Augustine is a 39-year-old man who lives in Lagos with his wife and two children.

He had started work almost immediately after he left university more than 11 years ago. His life flowed like a song.

But in September 2016, everything changed. Mr. Augustine lost his job in a courier firm.

With tens of other employees, he was laid off by his employer, who cited a need for restructuring due to a dip in operations.

It’s close to a year since he lost his job and he has not been able to secure another.

But Mr. Augustine is not alone. Between October and December 2016, 2.1 million people, according to National Bureau of Statistics lost their jobs just like that.

*Millions of Nigerians have lost their jobs since the country slipped into recession

This figure does not include people who just left school and are looking to get their first jobs.

The reason for this job losses is that Nigeria’s economy is in recession, a period of negative economic growth when nothing works.

Nigeria’s recession has been blamed on a number of factors, chief among which is the fall in global oil prices, Nigeria’s main source of revenue.

Over the past year, the government has implemented series of measures to bring the economy back on its feet. But it has not budged.

Some experts who exclusively spoke to Bounce News blame Nigeria’s inability to navigate its economy out of recession on high interest rates and government’s level of local debt.

They believe besides government’s dwindling revenue; the high interest rates need to come down in order to stimulate economic growth at the basic level - Small and Medium scale.

Interest rate is the rate at which banks are willing to lend to businesses. At the moment, it hovers around 28 and 30%.

Compared to other economies in Africa, this is outrageously high.

“The current interest rate is higher than what you will find in other African countries. For instance, in South Africa, interest rate is at 7%, Kenya, 10%, Rwanda, 6.25%, Botswana, 5.5%, and Cameroon, 2.5%. It discourages SMEs from accessing funds from Banks.

*Nigerian banks have been blamed for making cost of funds expensive through prohibitive interest rates

“Banks are focused more on profitability so they continue to focus on treasury bills and bonds which are risk-free government securities rather than investing in the real sector,” said Ifeanyi Abraham, an Economist and a Public Relations Executive.

According to Abraham, “Coupled with the prohibitive cost of maintaining infrastructure - power, water, etc, SMEs are having to cut staff, slash salaries or get out of business. And that is exactly why we can’t seem to be getting out of this recession.”

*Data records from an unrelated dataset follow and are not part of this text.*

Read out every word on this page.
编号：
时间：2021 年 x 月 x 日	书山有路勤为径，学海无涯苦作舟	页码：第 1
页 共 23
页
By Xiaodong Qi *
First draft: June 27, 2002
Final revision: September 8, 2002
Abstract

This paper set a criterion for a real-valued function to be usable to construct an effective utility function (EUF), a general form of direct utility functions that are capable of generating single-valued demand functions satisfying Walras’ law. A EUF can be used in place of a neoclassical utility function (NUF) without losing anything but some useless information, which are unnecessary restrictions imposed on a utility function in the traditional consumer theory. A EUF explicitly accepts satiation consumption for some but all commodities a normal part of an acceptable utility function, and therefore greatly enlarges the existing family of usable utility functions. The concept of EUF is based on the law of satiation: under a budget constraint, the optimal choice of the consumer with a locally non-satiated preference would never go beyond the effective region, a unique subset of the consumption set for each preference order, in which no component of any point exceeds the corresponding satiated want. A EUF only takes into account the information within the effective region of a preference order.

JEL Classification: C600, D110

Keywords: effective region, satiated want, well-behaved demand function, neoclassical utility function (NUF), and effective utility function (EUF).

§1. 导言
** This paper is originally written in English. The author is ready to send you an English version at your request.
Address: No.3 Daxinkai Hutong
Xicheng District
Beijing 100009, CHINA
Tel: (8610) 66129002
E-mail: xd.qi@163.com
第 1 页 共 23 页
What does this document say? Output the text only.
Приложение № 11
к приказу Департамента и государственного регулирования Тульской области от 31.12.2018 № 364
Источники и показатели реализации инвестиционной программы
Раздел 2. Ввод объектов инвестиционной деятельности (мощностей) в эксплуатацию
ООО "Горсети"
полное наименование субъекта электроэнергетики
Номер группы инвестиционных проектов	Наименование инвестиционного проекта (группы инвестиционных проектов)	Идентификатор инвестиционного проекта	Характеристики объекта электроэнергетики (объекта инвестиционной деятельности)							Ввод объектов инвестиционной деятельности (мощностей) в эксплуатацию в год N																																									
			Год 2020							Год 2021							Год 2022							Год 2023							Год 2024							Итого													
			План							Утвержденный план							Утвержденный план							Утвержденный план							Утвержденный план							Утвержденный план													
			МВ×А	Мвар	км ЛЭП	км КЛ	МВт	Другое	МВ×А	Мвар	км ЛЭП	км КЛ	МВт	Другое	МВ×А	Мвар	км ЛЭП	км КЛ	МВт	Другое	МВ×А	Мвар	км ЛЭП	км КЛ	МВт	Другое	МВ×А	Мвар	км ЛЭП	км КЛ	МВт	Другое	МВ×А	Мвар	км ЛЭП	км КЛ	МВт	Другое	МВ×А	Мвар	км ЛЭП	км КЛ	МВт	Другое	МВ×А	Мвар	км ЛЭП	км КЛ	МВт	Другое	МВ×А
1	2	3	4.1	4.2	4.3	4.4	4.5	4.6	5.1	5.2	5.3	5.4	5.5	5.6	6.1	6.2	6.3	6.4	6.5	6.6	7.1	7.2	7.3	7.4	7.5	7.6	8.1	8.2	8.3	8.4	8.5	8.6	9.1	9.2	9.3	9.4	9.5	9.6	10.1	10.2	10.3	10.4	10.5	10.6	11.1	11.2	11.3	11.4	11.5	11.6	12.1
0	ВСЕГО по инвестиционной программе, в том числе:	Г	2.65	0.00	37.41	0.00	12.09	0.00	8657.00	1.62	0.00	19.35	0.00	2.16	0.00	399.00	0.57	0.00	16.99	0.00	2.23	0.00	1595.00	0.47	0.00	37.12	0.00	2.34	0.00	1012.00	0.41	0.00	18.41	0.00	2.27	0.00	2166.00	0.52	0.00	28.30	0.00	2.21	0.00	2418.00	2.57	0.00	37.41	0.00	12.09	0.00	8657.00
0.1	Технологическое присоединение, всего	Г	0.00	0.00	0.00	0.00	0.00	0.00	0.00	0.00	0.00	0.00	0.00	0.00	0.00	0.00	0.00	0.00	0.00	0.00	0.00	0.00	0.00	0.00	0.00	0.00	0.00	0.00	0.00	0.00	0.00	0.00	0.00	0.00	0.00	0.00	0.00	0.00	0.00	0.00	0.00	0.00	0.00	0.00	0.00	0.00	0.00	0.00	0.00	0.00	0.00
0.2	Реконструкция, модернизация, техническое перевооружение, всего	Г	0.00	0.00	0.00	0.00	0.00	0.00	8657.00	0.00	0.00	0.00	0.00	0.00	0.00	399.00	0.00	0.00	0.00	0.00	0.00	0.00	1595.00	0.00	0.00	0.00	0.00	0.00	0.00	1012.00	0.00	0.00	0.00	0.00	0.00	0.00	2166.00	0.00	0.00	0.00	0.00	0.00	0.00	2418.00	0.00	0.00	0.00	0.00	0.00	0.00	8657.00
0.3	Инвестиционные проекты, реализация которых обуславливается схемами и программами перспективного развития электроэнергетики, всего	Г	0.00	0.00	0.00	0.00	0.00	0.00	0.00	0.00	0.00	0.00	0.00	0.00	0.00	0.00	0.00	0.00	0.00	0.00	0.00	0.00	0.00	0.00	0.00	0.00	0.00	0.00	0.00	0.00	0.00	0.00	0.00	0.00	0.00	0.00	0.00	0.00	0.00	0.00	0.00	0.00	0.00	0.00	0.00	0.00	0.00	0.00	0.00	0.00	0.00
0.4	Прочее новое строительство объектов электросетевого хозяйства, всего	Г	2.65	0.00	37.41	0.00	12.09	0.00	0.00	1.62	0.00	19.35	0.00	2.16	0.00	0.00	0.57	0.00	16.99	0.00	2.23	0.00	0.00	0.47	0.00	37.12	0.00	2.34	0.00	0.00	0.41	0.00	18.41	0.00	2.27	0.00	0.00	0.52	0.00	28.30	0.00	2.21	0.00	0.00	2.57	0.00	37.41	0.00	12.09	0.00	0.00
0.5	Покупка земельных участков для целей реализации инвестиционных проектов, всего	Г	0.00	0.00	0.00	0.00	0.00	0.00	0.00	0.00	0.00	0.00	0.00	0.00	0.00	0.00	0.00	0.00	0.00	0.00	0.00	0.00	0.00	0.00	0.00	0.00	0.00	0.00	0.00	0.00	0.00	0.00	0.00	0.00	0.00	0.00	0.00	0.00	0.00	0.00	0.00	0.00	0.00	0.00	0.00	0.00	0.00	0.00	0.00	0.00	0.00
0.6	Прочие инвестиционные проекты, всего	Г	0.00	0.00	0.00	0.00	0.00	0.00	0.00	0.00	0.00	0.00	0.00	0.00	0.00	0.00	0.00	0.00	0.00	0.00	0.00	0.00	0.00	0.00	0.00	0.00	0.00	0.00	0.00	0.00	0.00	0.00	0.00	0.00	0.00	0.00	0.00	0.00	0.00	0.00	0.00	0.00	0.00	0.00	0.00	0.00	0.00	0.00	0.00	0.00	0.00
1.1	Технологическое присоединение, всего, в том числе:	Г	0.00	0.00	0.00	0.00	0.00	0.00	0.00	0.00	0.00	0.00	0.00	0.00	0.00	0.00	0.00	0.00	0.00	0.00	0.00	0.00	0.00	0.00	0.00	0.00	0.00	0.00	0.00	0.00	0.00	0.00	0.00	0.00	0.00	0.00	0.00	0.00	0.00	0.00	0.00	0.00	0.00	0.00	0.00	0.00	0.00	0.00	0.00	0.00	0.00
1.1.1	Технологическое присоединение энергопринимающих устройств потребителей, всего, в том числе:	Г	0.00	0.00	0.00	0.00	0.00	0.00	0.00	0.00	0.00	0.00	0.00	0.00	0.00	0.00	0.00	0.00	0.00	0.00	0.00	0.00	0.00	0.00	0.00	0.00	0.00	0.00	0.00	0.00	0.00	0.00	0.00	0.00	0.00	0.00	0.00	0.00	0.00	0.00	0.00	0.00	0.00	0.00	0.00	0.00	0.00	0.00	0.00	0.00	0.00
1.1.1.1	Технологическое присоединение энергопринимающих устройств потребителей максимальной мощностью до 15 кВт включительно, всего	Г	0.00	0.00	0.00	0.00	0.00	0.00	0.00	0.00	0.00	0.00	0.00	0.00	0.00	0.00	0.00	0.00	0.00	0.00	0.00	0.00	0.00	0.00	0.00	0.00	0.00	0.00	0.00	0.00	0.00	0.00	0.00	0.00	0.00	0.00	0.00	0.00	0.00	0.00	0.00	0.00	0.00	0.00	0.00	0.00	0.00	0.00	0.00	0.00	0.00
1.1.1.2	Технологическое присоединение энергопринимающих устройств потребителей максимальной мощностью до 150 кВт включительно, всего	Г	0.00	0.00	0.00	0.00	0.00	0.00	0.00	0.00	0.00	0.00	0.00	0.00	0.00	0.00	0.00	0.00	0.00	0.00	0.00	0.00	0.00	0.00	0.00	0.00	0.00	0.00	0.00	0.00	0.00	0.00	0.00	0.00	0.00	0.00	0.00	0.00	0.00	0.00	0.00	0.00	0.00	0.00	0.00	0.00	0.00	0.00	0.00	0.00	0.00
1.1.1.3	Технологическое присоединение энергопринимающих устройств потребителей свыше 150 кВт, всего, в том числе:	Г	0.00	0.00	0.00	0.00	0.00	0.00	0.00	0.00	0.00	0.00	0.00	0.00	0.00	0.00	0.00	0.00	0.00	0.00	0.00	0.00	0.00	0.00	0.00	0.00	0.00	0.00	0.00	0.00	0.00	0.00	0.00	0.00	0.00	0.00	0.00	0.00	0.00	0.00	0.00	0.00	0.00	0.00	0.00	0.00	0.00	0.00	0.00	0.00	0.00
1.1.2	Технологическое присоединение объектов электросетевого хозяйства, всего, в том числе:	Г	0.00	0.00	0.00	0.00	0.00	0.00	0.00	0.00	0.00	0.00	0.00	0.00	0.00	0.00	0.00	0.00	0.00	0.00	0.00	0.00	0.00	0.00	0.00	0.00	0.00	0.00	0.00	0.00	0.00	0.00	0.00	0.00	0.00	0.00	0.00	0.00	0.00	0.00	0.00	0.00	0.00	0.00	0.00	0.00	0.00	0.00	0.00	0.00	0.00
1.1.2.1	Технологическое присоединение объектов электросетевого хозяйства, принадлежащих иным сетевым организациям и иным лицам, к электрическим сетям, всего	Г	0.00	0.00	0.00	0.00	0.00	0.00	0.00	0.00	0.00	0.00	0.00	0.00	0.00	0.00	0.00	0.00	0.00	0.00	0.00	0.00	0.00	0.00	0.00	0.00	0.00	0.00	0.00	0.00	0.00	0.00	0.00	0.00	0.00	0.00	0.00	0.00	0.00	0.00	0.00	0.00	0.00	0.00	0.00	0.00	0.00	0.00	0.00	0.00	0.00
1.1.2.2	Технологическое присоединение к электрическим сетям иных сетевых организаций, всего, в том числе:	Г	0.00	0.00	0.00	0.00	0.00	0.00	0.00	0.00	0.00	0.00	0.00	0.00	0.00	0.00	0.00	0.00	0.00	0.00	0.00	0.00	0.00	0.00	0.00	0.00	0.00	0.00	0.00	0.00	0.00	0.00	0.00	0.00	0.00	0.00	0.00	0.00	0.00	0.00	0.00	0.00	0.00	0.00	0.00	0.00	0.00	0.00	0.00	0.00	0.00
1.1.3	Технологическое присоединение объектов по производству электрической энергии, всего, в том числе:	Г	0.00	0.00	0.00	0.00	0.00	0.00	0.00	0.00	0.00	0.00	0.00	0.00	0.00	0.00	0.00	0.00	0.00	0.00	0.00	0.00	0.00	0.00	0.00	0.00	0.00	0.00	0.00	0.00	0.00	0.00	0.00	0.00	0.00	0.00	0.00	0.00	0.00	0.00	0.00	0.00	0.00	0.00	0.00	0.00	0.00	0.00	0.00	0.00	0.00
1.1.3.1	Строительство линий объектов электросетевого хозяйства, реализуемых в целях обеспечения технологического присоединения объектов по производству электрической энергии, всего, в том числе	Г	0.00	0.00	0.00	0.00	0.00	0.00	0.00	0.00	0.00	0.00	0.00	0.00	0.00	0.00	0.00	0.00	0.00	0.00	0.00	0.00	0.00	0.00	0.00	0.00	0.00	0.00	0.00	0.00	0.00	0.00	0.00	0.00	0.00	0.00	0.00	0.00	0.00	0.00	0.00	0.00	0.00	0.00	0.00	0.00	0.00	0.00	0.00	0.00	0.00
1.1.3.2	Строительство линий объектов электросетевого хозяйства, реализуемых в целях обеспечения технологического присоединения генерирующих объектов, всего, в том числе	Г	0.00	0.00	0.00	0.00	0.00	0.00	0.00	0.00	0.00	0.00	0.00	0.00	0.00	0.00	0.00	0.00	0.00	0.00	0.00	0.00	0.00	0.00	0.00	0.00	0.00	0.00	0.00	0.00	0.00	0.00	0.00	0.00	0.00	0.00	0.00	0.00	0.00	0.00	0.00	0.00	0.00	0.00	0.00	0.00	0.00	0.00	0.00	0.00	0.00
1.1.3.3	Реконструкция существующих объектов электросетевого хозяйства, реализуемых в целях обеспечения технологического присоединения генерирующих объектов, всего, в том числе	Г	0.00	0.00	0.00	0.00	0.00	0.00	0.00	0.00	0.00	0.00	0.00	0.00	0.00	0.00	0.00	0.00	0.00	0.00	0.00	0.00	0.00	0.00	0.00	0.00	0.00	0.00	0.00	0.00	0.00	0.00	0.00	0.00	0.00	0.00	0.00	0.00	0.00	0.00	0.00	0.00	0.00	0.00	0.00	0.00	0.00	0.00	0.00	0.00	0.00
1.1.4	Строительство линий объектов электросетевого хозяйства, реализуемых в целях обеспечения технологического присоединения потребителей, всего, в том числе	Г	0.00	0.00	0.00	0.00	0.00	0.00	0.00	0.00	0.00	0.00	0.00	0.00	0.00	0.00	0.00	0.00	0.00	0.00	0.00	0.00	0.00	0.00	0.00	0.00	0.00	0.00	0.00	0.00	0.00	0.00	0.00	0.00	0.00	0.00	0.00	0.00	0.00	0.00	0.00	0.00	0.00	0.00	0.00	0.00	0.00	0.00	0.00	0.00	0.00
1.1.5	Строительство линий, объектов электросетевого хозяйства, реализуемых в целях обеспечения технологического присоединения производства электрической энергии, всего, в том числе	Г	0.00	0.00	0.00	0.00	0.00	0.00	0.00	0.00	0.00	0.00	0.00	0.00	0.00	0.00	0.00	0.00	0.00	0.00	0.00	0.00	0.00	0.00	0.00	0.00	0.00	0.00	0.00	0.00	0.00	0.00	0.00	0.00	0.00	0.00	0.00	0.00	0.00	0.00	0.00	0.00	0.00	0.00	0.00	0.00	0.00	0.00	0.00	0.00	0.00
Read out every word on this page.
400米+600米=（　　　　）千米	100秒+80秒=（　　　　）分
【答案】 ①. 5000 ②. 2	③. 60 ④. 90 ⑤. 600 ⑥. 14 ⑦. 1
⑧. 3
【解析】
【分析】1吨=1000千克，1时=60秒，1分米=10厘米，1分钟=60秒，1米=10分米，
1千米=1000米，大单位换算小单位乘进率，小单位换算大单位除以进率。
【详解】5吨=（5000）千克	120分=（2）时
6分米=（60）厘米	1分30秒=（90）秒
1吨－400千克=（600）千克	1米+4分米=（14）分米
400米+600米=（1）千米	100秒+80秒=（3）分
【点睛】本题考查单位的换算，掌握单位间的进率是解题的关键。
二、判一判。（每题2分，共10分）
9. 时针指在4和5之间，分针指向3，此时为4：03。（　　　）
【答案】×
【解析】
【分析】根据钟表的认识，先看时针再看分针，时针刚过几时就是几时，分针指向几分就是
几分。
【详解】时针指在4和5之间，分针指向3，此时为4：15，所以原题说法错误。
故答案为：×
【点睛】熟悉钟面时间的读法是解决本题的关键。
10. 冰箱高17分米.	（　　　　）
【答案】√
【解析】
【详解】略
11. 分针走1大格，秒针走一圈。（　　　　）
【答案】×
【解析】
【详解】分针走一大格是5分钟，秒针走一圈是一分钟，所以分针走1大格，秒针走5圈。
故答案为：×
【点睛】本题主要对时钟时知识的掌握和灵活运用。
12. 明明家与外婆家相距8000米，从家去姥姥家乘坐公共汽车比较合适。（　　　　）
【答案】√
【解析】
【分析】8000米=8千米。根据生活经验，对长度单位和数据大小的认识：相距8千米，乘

The Senate on Tuesday accused the Central bank of Nigeria, CBN and commercial banks for conniving to jerk up the interest rates and destroy small businesses.

Senate chamber.

*Nigeria's upper chamber, the senate has promised to intervene to bring down the interest rates

On Sunday, the Senate President, Bukola Saraki was also quoted as saying that time has come for the upper chamber to sit down with CBN and money deposit banks to discuss growing concerns.

“The problem is that the CBN is pro-banks instead of pro-customers. Today the bank charges seem endless. From account maintenance fees, CoTs, to card maintenance fees to online transaction commissions, banks have easy and lazy ways of making money instead of looking for creative ways to make money by lending to businesses,” said Osamede Evbakhavbokun, a former banker and an entrepreneur.

According to Osamede, government’s borrowing is not helping matters. This is because banks would rather prefer to lend to government rather than small business owners, because they know that government could easily print money to repay their loans.

Government, he said, could look for other ingenious ways of making money so that banks would be forced to make credit attractive.

He said: “No sane business would borrow money at 28 or 30% interest rate. Banks are making money through charges so they would rather lend to government.

“If they are forced to prune down the charges, banks would be forced to make credit attractive. There was a time when banks were promoting loans because they were not allowed to charge customers indiscriminately.

“They were competing for loans and the interest rates were coming down on its own. But all that has changed because of the charges banks freely charge customers.”

When the small businesses start growing; then there may be light at the end of the tunnel.